Очерки по истории церкви - Сергей Мансуров
Шрифт:
Интервал:
Закладка:
В Риме обстоятельства были еще запутаннее карфагенских. Самый уважаемый и самый круппый богослов Римской Церкви святой Ипполит порвал общение с законным епископом Рима святым Каллистом и увлек за собой немало римских христиан. Как это произошло, известно только со слов самого святого Ипполита. Обычно рассказанное им о церковных делах в Риме считается преувеличением в дурную сторону, как написанное в пылу полемики. Но, во всяком случае, из его рассказа видно, каков был взгляд на церковное положение у значительной и очень серьезной части Римской Церкви, которую возглавлял не кто иной, как сам святой Ипполит, самый выдающийся западный христианский мыслитель и наставник этого времени. Нравственное достоинство его засвидетельствовано позднее самой Римской Церковью. Святой Ипполит в конце своей жизни примирился с преемниками святого Каллиста и скончался мучеником, признанным святым в Риме и во всей Вселенской Церкви.

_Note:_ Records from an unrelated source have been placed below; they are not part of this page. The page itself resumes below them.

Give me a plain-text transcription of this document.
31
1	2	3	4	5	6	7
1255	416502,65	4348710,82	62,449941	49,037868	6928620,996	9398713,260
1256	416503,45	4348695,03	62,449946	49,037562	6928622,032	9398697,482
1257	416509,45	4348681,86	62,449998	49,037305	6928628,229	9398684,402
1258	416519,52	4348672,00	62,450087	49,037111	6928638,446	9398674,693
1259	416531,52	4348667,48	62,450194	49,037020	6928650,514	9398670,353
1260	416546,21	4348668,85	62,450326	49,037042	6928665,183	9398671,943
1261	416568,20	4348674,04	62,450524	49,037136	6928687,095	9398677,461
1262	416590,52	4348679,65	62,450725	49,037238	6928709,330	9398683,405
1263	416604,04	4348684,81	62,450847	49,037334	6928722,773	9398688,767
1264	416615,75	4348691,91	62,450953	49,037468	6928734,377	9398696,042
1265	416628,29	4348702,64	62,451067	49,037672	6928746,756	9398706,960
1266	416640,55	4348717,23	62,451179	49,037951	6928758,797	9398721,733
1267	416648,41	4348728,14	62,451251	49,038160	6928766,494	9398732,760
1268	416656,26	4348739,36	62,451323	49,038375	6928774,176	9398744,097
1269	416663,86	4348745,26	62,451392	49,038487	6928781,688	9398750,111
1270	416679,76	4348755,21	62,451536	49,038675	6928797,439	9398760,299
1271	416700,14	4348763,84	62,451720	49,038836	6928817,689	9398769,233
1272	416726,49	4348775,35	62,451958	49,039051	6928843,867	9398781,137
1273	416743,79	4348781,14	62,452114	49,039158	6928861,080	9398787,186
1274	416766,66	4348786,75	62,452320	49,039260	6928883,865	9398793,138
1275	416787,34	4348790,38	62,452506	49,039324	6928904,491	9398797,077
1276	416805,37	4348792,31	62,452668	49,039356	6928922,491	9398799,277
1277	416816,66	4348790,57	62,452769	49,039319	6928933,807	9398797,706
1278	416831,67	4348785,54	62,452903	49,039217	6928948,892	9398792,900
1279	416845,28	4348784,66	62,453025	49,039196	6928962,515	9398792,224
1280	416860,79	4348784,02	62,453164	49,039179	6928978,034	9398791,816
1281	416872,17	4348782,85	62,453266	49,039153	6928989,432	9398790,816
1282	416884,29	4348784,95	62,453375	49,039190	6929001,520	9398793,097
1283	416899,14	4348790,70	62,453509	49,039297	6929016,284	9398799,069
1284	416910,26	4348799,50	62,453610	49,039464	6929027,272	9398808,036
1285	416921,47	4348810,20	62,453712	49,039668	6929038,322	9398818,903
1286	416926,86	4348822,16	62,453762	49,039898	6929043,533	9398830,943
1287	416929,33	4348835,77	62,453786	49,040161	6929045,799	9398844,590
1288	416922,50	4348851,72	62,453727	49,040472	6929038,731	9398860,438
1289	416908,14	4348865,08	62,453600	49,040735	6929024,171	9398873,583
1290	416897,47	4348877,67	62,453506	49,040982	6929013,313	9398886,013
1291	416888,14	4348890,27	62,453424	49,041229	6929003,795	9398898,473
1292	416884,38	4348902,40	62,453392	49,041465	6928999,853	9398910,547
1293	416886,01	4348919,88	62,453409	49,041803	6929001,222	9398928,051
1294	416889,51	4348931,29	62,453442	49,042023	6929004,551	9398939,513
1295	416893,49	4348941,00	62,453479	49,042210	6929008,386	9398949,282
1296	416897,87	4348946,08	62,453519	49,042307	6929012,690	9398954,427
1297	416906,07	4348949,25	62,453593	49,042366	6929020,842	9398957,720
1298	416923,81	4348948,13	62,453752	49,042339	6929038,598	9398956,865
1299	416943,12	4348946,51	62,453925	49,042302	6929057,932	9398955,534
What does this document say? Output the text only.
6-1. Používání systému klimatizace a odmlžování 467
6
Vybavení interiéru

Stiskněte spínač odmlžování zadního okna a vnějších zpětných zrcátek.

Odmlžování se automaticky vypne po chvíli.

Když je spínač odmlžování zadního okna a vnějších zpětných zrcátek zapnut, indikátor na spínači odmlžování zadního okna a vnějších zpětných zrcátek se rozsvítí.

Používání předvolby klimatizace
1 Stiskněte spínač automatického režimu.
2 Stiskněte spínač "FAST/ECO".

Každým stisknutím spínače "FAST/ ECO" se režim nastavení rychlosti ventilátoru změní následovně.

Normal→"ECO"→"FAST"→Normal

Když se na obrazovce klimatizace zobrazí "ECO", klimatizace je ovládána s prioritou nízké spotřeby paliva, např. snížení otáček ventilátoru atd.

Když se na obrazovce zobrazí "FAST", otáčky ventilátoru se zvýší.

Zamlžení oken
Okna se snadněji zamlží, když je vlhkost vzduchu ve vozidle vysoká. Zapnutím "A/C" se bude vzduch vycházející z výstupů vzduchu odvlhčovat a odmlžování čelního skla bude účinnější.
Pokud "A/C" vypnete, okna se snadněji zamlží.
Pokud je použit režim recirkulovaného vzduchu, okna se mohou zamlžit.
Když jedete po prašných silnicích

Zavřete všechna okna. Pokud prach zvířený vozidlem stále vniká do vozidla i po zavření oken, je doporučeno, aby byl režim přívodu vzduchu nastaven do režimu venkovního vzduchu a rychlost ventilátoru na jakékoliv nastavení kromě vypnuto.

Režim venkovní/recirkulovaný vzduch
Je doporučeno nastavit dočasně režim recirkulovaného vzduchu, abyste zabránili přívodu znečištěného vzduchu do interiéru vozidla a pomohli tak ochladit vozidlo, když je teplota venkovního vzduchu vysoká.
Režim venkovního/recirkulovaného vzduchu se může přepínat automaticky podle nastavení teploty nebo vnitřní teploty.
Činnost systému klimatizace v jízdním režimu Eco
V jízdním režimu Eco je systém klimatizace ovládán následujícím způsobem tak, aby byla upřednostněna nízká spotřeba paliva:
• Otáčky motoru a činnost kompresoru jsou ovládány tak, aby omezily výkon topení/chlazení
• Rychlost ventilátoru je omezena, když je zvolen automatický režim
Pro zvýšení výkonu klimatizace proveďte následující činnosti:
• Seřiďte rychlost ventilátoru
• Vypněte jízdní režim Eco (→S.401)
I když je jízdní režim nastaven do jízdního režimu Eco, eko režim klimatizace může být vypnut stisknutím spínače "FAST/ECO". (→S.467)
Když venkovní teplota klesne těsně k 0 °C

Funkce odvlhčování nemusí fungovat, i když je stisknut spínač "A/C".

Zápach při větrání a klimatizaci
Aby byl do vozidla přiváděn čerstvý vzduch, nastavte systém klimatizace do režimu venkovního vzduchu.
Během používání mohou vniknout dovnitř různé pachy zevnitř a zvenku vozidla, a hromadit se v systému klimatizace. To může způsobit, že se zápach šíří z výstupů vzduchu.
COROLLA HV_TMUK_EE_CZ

По представлению святого Ипполита и его сторонников, в Риме творилось следующее: после смерти епископа Виктора (199 г.) епископская власть в течение двадцати с лишним лет была в руках людей, не подготовленных к тому ни нравственно, ни умственно (Зеферин — 199–217 гг., Каллист— 217–222 гг.). Между тем положение требовало большой бдительности. В Рим по-прежнему стекалось множество лжеучителей. Ко многим прежним ересям добавилось новацианство (во главе с двумя Феодотами — Кожевником и Бенпиром), монархианство (возглавлял его пресвитер римский Савеллий), закесаиты — во главе с Алкивиадом, и др. В начале III в. эти еретические течения выливались в смуту, в которой римские епископы, по рассказу святого Ипполита, не только ничего не проясняли, но еще более затемняли церковное сознание по невежеству и человекоугодию.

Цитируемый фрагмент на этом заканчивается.